The truth is that the Board of Supervisors is apparently afraid to lead because they are willing to take the politically expedient step of requiring safety testing for e-cigarettes, but they are not willing to place the same requirement on real cigarettes. In fact, tobacco cigarettes have already had their safety testing and they failed miserably. That's apparently of no concern to the San Francisco Board of Supervisors.

The message that San Francisco is about to send to the rest of the nation is absurd: the best way to protect kids from cigarettes is to leave cigarettes on the store shelves.

This story is so ironic that one would think it would be fine material for the Onion. However, I'm afraid that it is so far-fetched that it wouldn't even qualify. After all, who would honestly believe that a board of policy makers who allegedly are aiming to prevent an epidemic of cigarette smoking among youth would attack that epidemic by doing nothing about the sale of cigarettes in their city and focusing their entire efforts on fake cigarettes.

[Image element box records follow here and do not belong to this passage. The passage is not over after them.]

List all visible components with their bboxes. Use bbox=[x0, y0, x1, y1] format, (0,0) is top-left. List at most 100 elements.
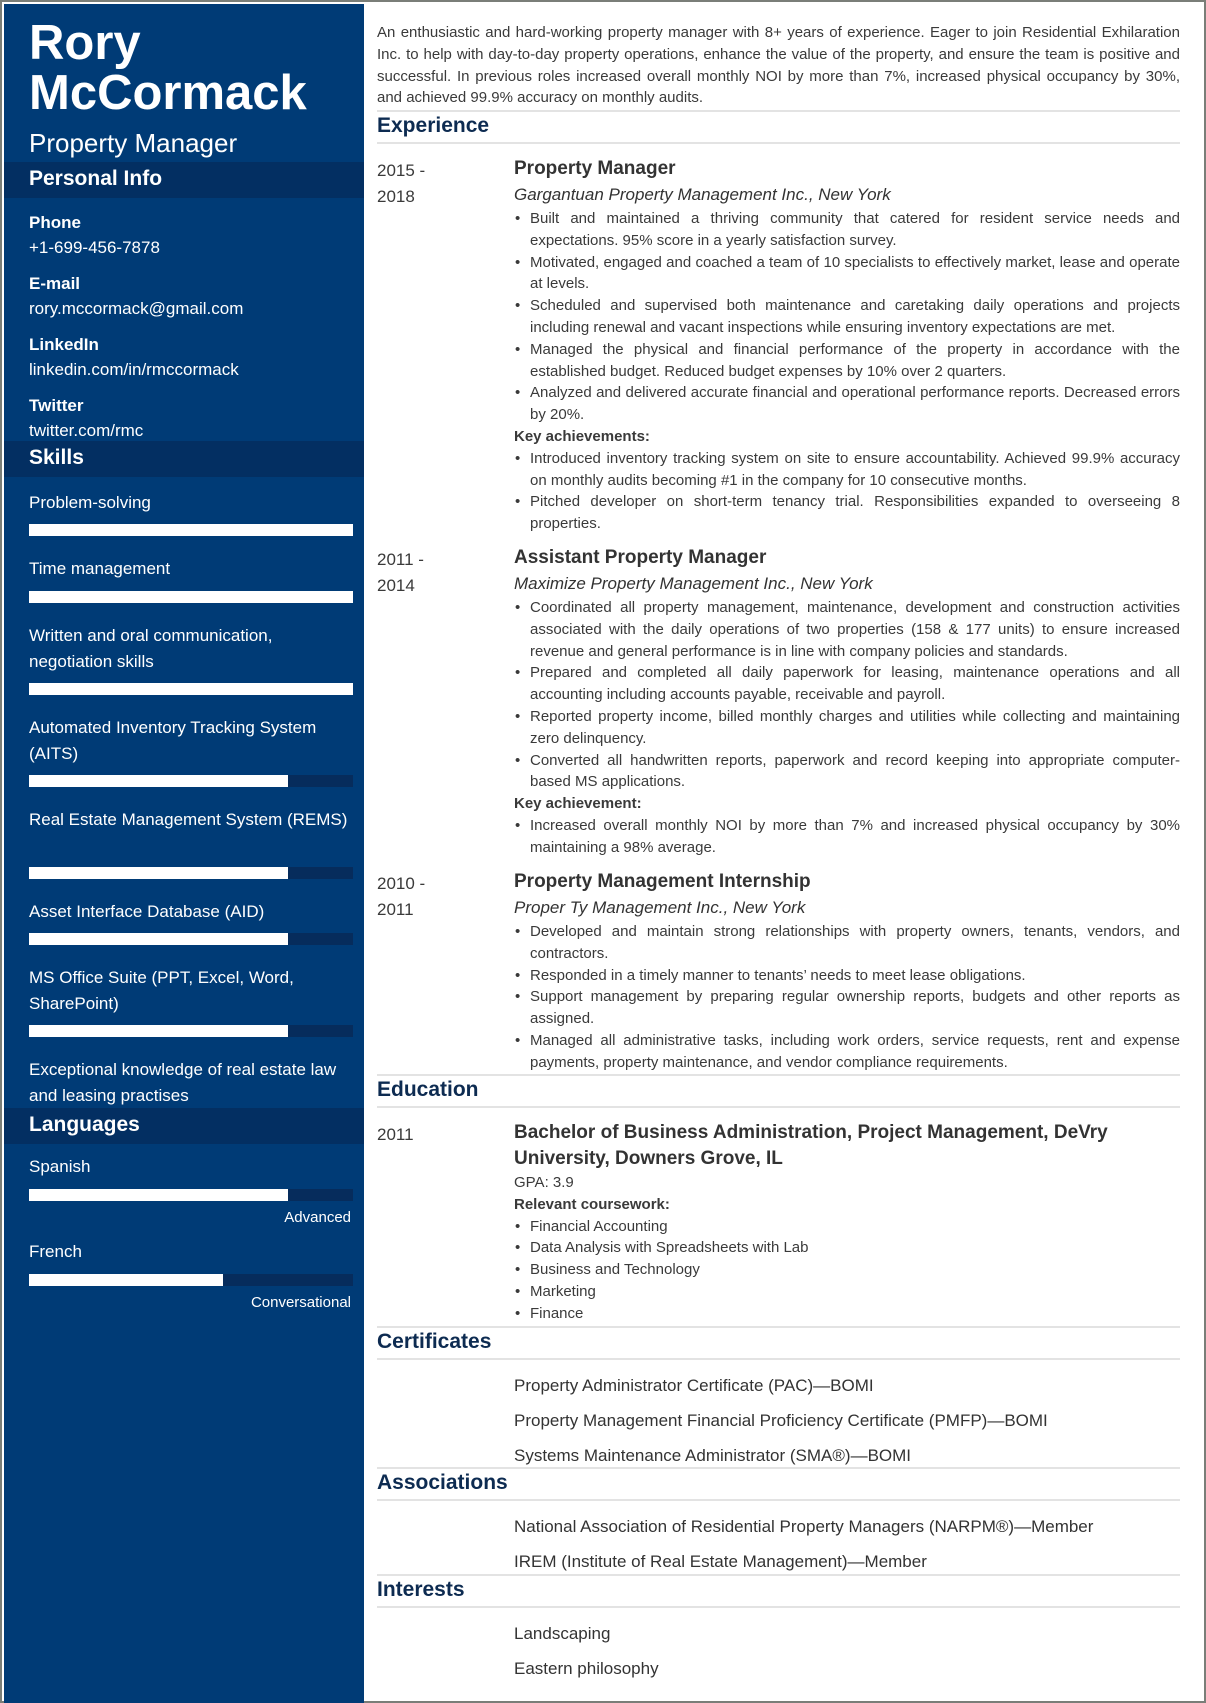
linkedin-label: LinkedIn bbox=[29, 335, 99, 354]
twitter-value[interactable]: twitter.com/rmc bbox=[29, 421, 143, 441]
job-entry: Property Manager Gargantuan Property Man… bbox=[514, 156, 1180, 535]
coursework-heading: Relevant coursework: bbox=[514, 1195, 670, 1213]
bullet-item: Support management by preparing regular … bbox=[514, 986, 1180, 1030]
interests-heading: Interests bbox=[377, 1574, 1180, 1608]
bullet-item: Developed and maintain strong relationsh… bbox=[514, 921, 1180, 965]
summary: An enthusiastic and hard-working propert… bbox=[377, 24, 1180, 107]
bullet-item: Responded in a timely manner to tenants’… bbox=[514, 965, 1180, 987]
bullet-item: Managed the physical and financial perfo… bbox=[514, 339, 1180, 383]
last-name: McCormack bbox=[29, 66, 307, 120]
skill-name: Real Estate Management System (REMS) bbox=[29, 810, 348, 829]
language-bar bbox=[29, 1274, 353, 1286]
languages-heading: Languages bbox=[4, 1108, 364, 1144]
bullet-item: Reported property income, billed monthly… bbox=[514, 706, 1180, 750]
email-value[interactable]: rory.mccormack@gmail.com bbox=[29, 299, 243, 319]
certificates-heading: Certificates bbox=[377, 1326, 1180, 1360]
skill-bar-fill bbox=[29, 1025, 289, 1037]
bullet-item: Pitched developer on short-term tenancy … bbox=[514, 491, 1180, 535]
gpa: GPA: 3.9 bbox=[514, 1174, 574, 1191]
education-heading: Education bbox=[377, 1074, 1180, 1108]
skill-name: Automated Inventory Tracking System (AIT… bbox=[29, 718, 317, 763]
job-org: Proper Ty Management Inc., New York bbox=[514, 898, 806, 917]
job-date: 2015 - 2018 bbox=[377, 161, 426, 206]
skill-name: Time management bbox=[29, 559, 171, 578]
email-label: E-mail bbox=[29, 274, 81, 293]
skill-bar-fill bbox=[29, 683, 353, 695]
skills-heading: Skills bbox=[4, 441, 364, 477]
certificate-item: Property Management Financial Proficienc… bbox=[514, 1411, 1048, 1430]
job-org: Maximize Property Management Inc., New Y… bbox=[514, 574, 873, 593]
job-title: Property Manager bbox=[29, 128, 238, 158]
language-bar bbox=[29, 1189, 353, 1201]
key-achievements-heading: Key achievements: bbox=[514, 427, 650, 445]
job-entry: Assistant Property Manager Maximize Prop… bbox=[514, 545, 1180, 859]
personal-info-heading: Personal Info bbox=[4, 162, 364, 198]
bullet-item: Motivated, engaged and coached a team of… bbox=[514, 252, 1180, 296]
skill-bar-fill bbox=[29, 867, 289, 879]
skill-name: Problem-solving bbox=[29, 493, 151, 512]
bullet-item: Analyzed and delivered accurate financia… bbox=[514, 382, 1180, 426]
skill-bar-fill bbox=[29, 524, 353, 536]
job-title: Property Management Internship bbox=[514, 871, 811, 892]
skill-bar bbox=[29, 524, 353, 536]
bullet-item: Converted all handwritten reports, paper… bbox=[514, 750, 1180, 794]
bullet-item: Data Analysis with Spreadsheets with Lab bbox=[514, 1237, 1180, 1259]
coursework-list: Financial AccountingData Analysis with S… bbox=[514, 1216, 1180, 1325]
bullet-item: Scheduled and supervised both maintenanc… bbox=[514, 295, 1180, 339]
bullet-item: Built and maintained a thriving communit… bbox=[514, 208, 1180, 252]
skill-name: Asset Interface Database (AID) bbox=[29, 902, 265, 921]
job-entry: Property Management Internship Proper Ty… bbox=[514, 869, 1180, 1074]
bullet-item: Coordinated all property management, mai… bbox=[514, 597, 1180, 662]
skill-bar bbox=[29, 683, 353, 695]
job-date: 2010 - 2011 bbox=[377, 874, 426, 919]
association-item: IREM (Institute of Real Estate Managemen… bbox=[514, 1552, 927, 1571]
resume-page: Rory McCormack Property Manager Personal… bbox=[0, 0, 1206, 1703]
language-bar-fill bbox=[29, 1189, 289, 1201]
experience-heading: Experience bbox=[377, 110, 1180, 144]
language-level: Conversational bbox=[250, 1294, 351, 1311]
education-date: 2011 bbox=[377, 1125, 414, 1144]
bullet-item: Introduced inventory tracking system on … bbox=[514, 448, 1180, 492]
interest-item: Landscaping bbox=[514, 1624, 611, 1643]
candidate-name: Rory McCormack bbox=[29, 18, 307, 118]
sidebar: Rory McCormack Property Manager Personal… bbox=[4, 4, 364, 1703]
bullet-item: Increased overall monthly NOI by more th… bbox=[514, 815, 1180, 859]
bullet-item: Financial Accounting bbox=[514, 1216, 1180, 1238]
job-org: Gargantuan Property Management Inc., New… bbox=[514, 185, 891, 204]
job-title: Property Manager bbox=[514, 158, 676, 179]
skill-bar bbox=[29, 933, 353, 945]
certificate-item: Systems Maintenance Administrator (SMA®)… bbox=[514, 1446, 912, 1465]
twitter-label: Twitter bbox=[29, 396, 84, 415]
job-bullets: Developed and maintain strong relationsh… bbox=[514, 921, 1180, 1074]
interest-item: Eastern philosophy bbox=[514, 1659, 659, 1678]
skill-bar bbox=[29, 775, 353, 787]
bullet-item: Managed all administrative tasks, includ… bbox=[514, 1030, 1180, 1074]
skill-bar bbox=[29, 1025, 353, 1037]
skill-bar bbox=[29, 591, 353, 603]
association-item: National Association of Residential Prop… bbox=[514, 1517, 1094, 1536]
associations-heading: Associations bbox=[377, 1467, 1180, 1501]
language-bar-fill bbox=[29, 1274, 224, 1286]
language-level: Advanced bbox=[284, 1209, 351, 1226]
skill-bar bbox=[29, 867, 353, 879]
job-bullets: Built and maintained a thriving communit… bbox=[514, 208, 1180, 426]
key-achievements: Introduced inventory tracking system on … bbox=[514, 448, 1180, 535]
skill-bar-fill bbox=[29, 591, 353, 603]
language-name: Spanish bbox=[29, 1157, 91, 1176]
language-name: French bbox=[29, 1242, 82, 1261]
job-bullets: Coordinated all property management, mai… bbox=[514, 597, 1180, 793]
job-date: 2011 - 2014 bbox=[377, 550, 424, 595]
bullet-item: Prepared and completed all daily paperwo… bbox=[514, 662, 1180, 706]
bullet-item: Business and Technology bbox=[514, 1259, 1180, 1281]
skill-bar-fill bbox=[29, 775, 289, 787]
education-entry: Bachelor of Business Administration, Pro… bbox=[514, 1120, 1180, 1325]
certificate-item: Property Administrator Certificate (PAC)… bbox=[514, 1376, 874, 1395]
degree: Bachelor of Business Administration, Pro… bbox=[514, 1122, 1108, 1169]
linkedin-value[interactable]: linkedin.com/in/rmccormack bbox=[29, 360, 239, 380]
skill-bar-fill bbox=[29, 933, 289, 945]
phone-label: Phone bbox=[29, 213, 81, 232]
bullet-item: Finance bbox=[514, 1303, 1180, 1325]
bullet-item: Marketing bbox=[514, 1281, 1180, 1303]
skill-name: MS Office Suite (PPT, Excel, Word, Share… bbox=[29, 968, 294, 1013]
first-name: Rory bbox=[29, 16, 141, 70]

Hopefully, the absurdity of what they are about to do will be realized by the Board of Supervisors this week before it is too late. They need to take a step back from the hype and hysteria and examine the issue from a public health perspective. If they truly do that, they can come to no conclusion other than that it is completely counter to the basic principles of public health to remove a safer alternative from the market, thus forcing consumers to be stuck using the single most hazardous consumer product on the market.

I'm happy to speak to any of the Supervisors and set the record straight on this issue.

If the ordinance does pass, it will have to go down as the greatest legislative favor ever done in this century to help boost a cigarette company's profits.